Manos Unidas lo sabe bien. Por eso, su Campaña insiste en una verdad que la Iglesia ha repetido durante décadas. San Pablo VI en Populorum Progressio decía que “el desarrollo es el nuevo nombre de la paz”. Benedicto XVI recordaba que “combatir la pobreza es construir la paz” y León XIV hace unos meses en la FAO señalaba que “si se derrota el hambre, la paz será el terreno fértil del bien común”.
Durante 67 años, esta ONG eclesial ha acompañado procesos de desarrollo real en comunidades vulnerables en los cinco continentes. Lo hace fortaleciendo promoviendo proyectos sostenibles que protegen la vida y la dignidad en países necesitados y con ello por tanto cimentando una paz auténtica.

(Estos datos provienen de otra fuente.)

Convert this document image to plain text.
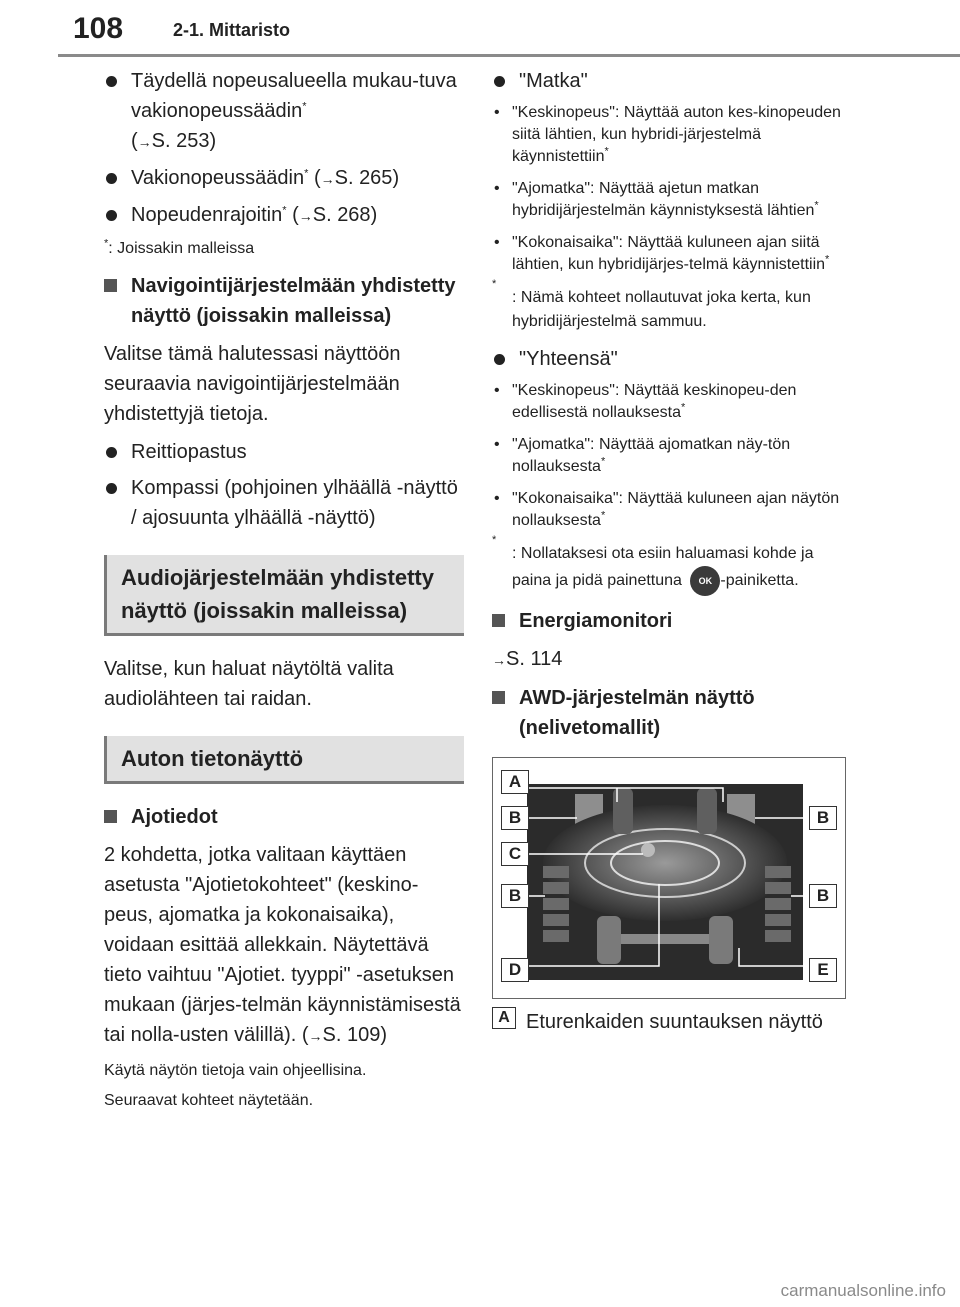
108	2-1. Mittaristo
Täydellä nopeusalueella mukau-tuva vakionopeussäädin*
(→S. 253)
Vakionopeussäädin* (→S. 265)
Nopeudenrajoitin* (→S. 268)
*: Joissakin malleissa
Navigointijärjestelmään yhdistetty näyttö (joissakin malleissa)

Valitse tämä halutessasi näyttöön seuraavia navigointijärjestelmään yhdistettyjä tietoja.

Reittiopastus
Kompassi (pohjoinen ylhäällä -näyttö / ajosuunta ylhäällä -näyttö)
Audiojärjestelmään yhdistetty näyttö (joissakin malleissa)

Valitse, kun haluat näytöltä valita audiolähteen tai raidan.

Auton tietonäyttö
Ajotiedot

2 kohdetta, jotka valitaan käyttäen asetusta "Ajotietokohteet" (keskino-peus, ajomatka ja kokonaisaika), voidaan esittää allekkain. Näytettävä tieto vaihtuu "Ajotiet. tyyppi" -asetuksen mukaan (järjes-telmän käynnistämisestä tai nolla-usten välillä). (→S. 109)

Käytä näytön tietoja vain ohjeellisina.
Seuraavat kohteet näytetään.
"Matka"
• "Keskinopeus": Näyttää auton kes-kinopeuden siitä lähtien, kun hybridi-järjestelmä käynnistettiin*
• "Ajomatka": Näyttää ajetun matkan hybridijärjestelmän käynnistyksestä lähtien*
• "Kokonaisaika": Näyttää kuluneen ajan siitä lähtien, kun hybridijärjes-telmä käynnistettiin*
*
: Nämä kohteet nollautuvat joka kerta, kun hybridijärjestelmä sammuu.
"Yhteensä"
• "Keskinopeus": Näyttää keskinopeu-den edellisestä nollauksesta*
• "Ajomatka": Näyttää ajomatkan näy-tön nollauksesta*
• "Kokonaisaika": Näyttää kuluneen ajan näytön nollauksesta*
*
: Nollataksesi ota esiin haluamasi kohde ja paina ja pidä painettuna OK -painiketta.
Energiamonitori
→S. 114
AWD-järjestelmän näyttö (nelivetomallit)
A
B	B
C
B	B
D	E
A Eturenkaiden suuntauksen näyttö
carmanualsonline.info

Como se nos recuerda este 2026 construir la paz no es solo firmar acuerdos; es transformar las condiciones que generan desigualdad. Es apostar por una educación para la paz basada en valores como la justicia o el cuidado de la Tierra. Es reconocer que cada gesto solidario rompe el círculo del hambre, la pobreza y la violencia.
Nuestra colaboración, nuestra oración y nuestra sensibilidad pueden convertirse en un grano de trigo que alimenta, en un gesto que consuela, en una brizna de esperanza para quienes viven bajo la sombra del hambre. Declarar la guerra al hambre es, en el fondo, declarar el amor a la vida, a la dignidad humana y a la paz que Cristo vino a sembrar entre nosotros.